Líderes da FEQUIMFAR (Federação dos Trabalhadores nas Indústrias Químicas e Farmacêuticas no estado de São Paulo, entidade filiada à Força Sindical e IndustriALL), Sindicatos filiados e representantes da CEAG-10 da FIESP (Comissão de Estudos e Assessoria do Grupo 10, que representa as empresas do setor) assinaram Convenção Coletiva de Trabalho específica para este momento de enfrentamento à pandemia do Coronavírus. O principal objetivo é assegurar a recomposição de 100% dos salários dos trabalhadores químicos no estado de São Paulo para os casos de redução de jornada com base na MP 936.

 

“A Convenção Coletiva é histórica e representa um importante ‘guarda-chuva’ neste período mais grave da crise. Ela oferece proteção à categoria química, plástica e fertilizantes, garantindo emprego e renda, favorecendo a retomada futura da atividade econômica após o fim do isolamento social. Os trabalhadores que, por ventura, tiverem o seu salário defasado neste período irão recuperar 100% da sua remuneração, além de terem seus postos de trabalho preservados.”
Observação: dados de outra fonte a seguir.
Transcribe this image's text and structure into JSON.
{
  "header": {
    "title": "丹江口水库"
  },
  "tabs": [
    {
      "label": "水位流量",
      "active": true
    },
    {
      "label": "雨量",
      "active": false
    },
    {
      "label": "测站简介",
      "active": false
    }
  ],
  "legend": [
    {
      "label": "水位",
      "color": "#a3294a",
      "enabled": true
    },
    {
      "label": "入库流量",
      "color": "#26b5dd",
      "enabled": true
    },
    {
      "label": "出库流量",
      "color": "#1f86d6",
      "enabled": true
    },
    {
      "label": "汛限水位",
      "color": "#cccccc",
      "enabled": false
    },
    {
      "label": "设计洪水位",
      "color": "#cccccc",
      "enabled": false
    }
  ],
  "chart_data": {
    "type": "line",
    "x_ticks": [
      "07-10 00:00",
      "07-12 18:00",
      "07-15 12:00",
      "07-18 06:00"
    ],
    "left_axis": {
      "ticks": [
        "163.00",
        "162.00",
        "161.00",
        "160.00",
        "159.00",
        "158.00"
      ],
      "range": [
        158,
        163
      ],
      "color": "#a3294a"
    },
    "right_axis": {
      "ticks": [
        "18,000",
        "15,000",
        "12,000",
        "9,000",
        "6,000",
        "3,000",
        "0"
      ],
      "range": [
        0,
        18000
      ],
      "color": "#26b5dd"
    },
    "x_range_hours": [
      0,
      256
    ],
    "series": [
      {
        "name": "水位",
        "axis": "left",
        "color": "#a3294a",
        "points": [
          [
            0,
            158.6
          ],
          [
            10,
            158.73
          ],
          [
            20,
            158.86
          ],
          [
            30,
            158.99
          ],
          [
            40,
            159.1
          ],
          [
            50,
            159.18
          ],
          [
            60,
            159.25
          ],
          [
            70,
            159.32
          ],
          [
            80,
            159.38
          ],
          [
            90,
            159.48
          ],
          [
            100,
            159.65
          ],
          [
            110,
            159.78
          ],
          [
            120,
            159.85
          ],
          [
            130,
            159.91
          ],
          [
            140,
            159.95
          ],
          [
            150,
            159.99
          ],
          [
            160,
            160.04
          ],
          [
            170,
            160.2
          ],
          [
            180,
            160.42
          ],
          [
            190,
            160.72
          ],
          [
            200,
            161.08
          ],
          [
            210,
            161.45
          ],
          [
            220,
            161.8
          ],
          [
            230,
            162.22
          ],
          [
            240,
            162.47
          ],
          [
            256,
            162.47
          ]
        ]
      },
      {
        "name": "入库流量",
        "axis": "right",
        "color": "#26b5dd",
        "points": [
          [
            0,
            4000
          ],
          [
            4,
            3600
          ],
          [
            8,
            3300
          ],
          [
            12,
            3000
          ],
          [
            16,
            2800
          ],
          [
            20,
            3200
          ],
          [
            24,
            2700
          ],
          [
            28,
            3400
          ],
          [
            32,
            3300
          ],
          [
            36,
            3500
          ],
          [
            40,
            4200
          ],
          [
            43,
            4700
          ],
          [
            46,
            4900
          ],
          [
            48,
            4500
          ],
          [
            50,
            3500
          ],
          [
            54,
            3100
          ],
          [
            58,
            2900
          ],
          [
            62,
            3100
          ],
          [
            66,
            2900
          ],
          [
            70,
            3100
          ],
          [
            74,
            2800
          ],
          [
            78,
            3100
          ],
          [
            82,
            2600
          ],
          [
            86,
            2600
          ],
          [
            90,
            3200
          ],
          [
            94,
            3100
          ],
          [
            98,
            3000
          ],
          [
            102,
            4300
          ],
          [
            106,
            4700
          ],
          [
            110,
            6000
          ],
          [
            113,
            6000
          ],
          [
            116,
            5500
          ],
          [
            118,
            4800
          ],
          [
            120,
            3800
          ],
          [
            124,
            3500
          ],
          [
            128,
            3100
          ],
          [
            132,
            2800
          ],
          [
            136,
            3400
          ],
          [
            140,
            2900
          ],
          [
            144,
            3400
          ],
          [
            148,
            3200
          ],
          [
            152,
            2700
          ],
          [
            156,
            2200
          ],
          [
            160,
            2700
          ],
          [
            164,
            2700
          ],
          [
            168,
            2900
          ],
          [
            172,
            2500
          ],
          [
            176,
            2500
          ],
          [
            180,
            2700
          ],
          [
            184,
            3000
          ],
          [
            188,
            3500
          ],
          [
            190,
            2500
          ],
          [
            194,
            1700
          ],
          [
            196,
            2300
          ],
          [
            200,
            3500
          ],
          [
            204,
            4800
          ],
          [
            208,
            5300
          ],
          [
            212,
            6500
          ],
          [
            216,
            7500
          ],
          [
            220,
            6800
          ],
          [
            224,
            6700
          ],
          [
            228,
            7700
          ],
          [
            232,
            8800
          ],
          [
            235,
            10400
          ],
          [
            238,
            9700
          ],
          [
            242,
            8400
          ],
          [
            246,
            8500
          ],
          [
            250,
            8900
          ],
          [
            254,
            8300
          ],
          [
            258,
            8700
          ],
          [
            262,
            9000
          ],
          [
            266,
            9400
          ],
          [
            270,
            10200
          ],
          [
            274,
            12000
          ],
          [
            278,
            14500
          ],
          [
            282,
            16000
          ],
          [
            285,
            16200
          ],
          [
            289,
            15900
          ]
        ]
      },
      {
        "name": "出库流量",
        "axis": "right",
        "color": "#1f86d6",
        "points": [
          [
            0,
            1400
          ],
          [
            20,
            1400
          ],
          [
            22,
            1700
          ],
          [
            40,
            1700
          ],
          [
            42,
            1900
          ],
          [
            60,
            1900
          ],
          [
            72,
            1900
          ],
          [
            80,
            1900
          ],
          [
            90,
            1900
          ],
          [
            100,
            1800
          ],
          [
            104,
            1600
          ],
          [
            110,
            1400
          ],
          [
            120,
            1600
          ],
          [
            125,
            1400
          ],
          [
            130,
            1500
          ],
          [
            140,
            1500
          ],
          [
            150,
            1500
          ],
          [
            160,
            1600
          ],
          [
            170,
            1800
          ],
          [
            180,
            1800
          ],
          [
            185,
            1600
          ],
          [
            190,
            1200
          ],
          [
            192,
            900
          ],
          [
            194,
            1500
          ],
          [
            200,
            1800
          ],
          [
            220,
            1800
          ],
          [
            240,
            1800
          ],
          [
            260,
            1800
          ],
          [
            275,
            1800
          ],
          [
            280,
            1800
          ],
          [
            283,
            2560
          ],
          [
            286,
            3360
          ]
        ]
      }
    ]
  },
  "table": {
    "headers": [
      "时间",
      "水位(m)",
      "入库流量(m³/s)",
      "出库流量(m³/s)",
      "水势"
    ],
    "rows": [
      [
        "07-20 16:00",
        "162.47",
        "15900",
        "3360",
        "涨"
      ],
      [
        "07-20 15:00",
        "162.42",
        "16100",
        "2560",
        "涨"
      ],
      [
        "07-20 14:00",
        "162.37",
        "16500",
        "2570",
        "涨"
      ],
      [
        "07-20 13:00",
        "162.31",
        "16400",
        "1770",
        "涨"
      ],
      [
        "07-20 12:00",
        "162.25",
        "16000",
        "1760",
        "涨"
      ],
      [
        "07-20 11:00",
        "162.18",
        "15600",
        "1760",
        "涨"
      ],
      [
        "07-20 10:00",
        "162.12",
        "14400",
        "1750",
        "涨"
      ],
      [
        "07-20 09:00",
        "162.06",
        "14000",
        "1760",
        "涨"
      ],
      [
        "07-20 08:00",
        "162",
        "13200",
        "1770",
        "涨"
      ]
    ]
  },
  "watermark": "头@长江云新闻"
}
Sergio Luiz Leite, Serginho, Presidente da FEQUIMFAR e 1º secretário da Força Sindical.

 

A Convenção Coletiva poderá beneficiar diretamente 150 mil trabalhadores em mais de 4,7 mil empresas nos setores de abrasivos, adubos e fertilizantes, defensivos agrícolas, fibras artificiais e sintéticas, higiene pessoal, perfumaria e cosméticos, químicos para fins industriais, tintas e vernizes e materiais plásticos no estado de São Paulo.

 

"Esta Convenção é mais uma construção coletiva entre bancada dos trabalhadores e patronal, valorizando importância do processo negocial na preservação de emprego e renda."

Edson Dias Bicalho, secretário geral da FEQUIMFAR e presidente do Sindicato dos Químicos de Bauru.

 

O mecanismo da proposta funcionará da seguinte forma:

 

Trabalhadores que ganham até 3 salários mínimos (R$ 3.135,00) receberão os valores que corresponderiam à sua perda (ou seja, o que não seria reposto pelo governo), após a carência de 90 dias contados do término da redução de jornada. As horas de trabalho relativas unicamente a esta diferença serão compensadas em até 18 meses, e, caso não sejam realizadas, as empresas não poderão fazer qualquer desconto dos trabalhadores.

 

Já os trabalhadores que ganham acima de R$ 3.135,00 até o teto, a remuneração será reposta mensalmente, em até 18 meses, mediante compensação.